最論「公共善」 [2016年09月24日(Sat)]

政治哲学で「公共善」という概念があります。


これは社会を成立させるベースのことで、ハード系でいえば公共財(道路や橋や公共施設など)、ソフト系が公共善です。社会は税の徴収や警察権などの国家権力によっても成立しているように見えますが、そうした後ほどできあがったシステムを取り除くと「社会的連帯感」というようなものがベースにあっ成り立っています。これが公共善です。


日本は明治以降、行政が公をすべて支配するという方式で行われてきました。ですから、福祉も措置時代には、すべての決定権、サービス提供権は行政にあり、市民にあるのは「提訴権」だけでした。2000年からの介護保険時代に入ってもサービス提供は行政が許可した事業者を通じておこなうことになっていました。


ところが、こういう時代に幕引きが行われるのです。行政だけが公を担う力量を保持し得なくなってきたのです。


「公」の行政独占から、「公」の分かち合いの時代です。ここに登場するのが「市民」なのです。このことはすでに「市民協働」という概念で実験されてきています。これを制度として取り入れようというのが介護保険改正なのです。ですから、「住民を巻き込まないと成り立たない」(田中滋 慶応大学名誉教授)ということになるのです。

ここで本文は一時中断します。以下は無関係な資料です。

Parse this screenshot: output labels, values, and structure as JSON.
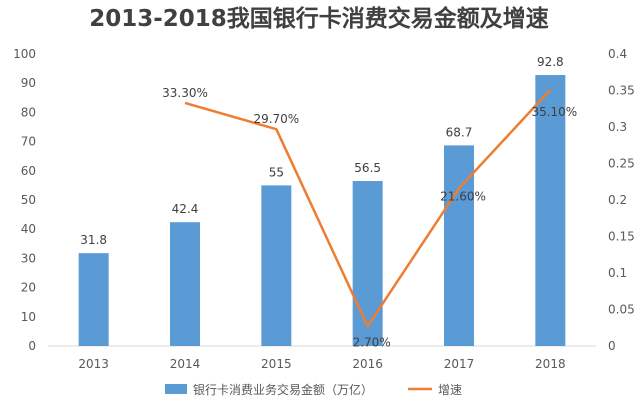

自治体はこれまでのように公に全責任を持つのではなく、市民にも分担をしてもらうのです。市民は税金・社会保険料も払うのですが、それだけではなく「汗もかく」のです。こうした意味では、自治体と市民が肩を組んで協働で公を進める時代に入るのです。

Posted by 田中尚輝 at 15:34
[ 「公」の観独占から、市民参加型へ [2016年09月23日(Fri)]

公の官独占型から市民参加型へ


日本では、これまで長い間公共は「官独占」だったのです。人々は税金を納め、他方「給付」を一方的に受けたのです。福祉も「官独占」であり、官が人々、いわゆる下々(・・)に「給付」するということでした。これを介護保険法は風穴をあけ、民間事業者、NPOが給付側に回ることができるようになったのです。ただし、それはあくまで行政に使われる事業者としてのことでした。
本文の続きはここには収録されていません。